3. You are not being selfish, and you are allowed to enjoy your work
When I returned to work, there wasn’t much question about why. In our individual circumstances, I just could not afford to not work. Being a stay-at-home mum was not an option that I could have chosen. But even if you are able to make a choice, and you still chose to work, don’t let anyone accuse you of being selfish. Being a working mum helps to pay the bills, of course, but it does so much more. For me, my work signifies achievement and opportunity. It is a marker of how hard I have worked to get to where I am, and a reminder of how far I have yet to go. It symbolises how many possibilities are ahead for me and for my family. It represents an opportunity to be a role model for my daughter, and to show her that, in her future, having a family and having a career are both possible, should that be what she wants. Working, and enjoying your work, does not make you selfish – it makes up a part of who you are.

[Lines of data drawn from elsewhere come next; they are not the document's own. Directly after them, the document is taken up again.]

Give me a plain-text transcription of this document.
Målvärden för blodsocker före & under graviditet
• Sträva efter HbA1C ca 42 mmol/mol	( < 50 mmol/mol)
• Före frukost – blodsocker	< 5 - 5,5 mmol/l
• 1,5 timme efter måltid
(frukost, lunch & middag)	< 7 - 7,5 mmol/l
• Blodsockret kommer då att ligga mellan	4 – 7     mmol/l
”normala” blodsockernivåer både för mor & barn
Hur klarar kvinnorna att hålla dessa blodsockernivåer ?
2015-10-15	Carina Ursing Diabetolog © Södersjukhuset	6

4. The grass is always greener
Up to this point, this post hasn’t talked much about mums who stay at home with their children, but let’s take a moment to understand and appreciate what they do every single day: a stay-at-home mum might get up early to give herself a few moments to herself before her day starts. When her baby wakes up, she has a full-on day ahead: get them fed and dressed for the day. Think of ways to entertain them that are both fun and educational. Manage the household alongside looking after the baby. If she has any errands to run, she does this with the child (or children) in tow – most of us know that this works better some days than others. Her full day consists of putting her child first, and herself last, all with little to no support or interaction with peers. Staying at home with your children might look like a fun life and is doubtlessly the right decision for many people, but easy it ain’t. Instead of wishing you were doing something that you’re not, ask yourself these questions: am I doing what I need to do for my family? Am I doing what makes me happy? If the answer to these is yes, then full steam ahead.
5. You will be just fine
Like I said at the very beginning of this post, my experience of being a working mum has been a roller-coaster, but we’re all still standing. We’ve overcome plenty of challenges, and we’ll certainly have more ahead, but we’re managing, and we’re loving our life as a little family. And if we can, then so can you <3.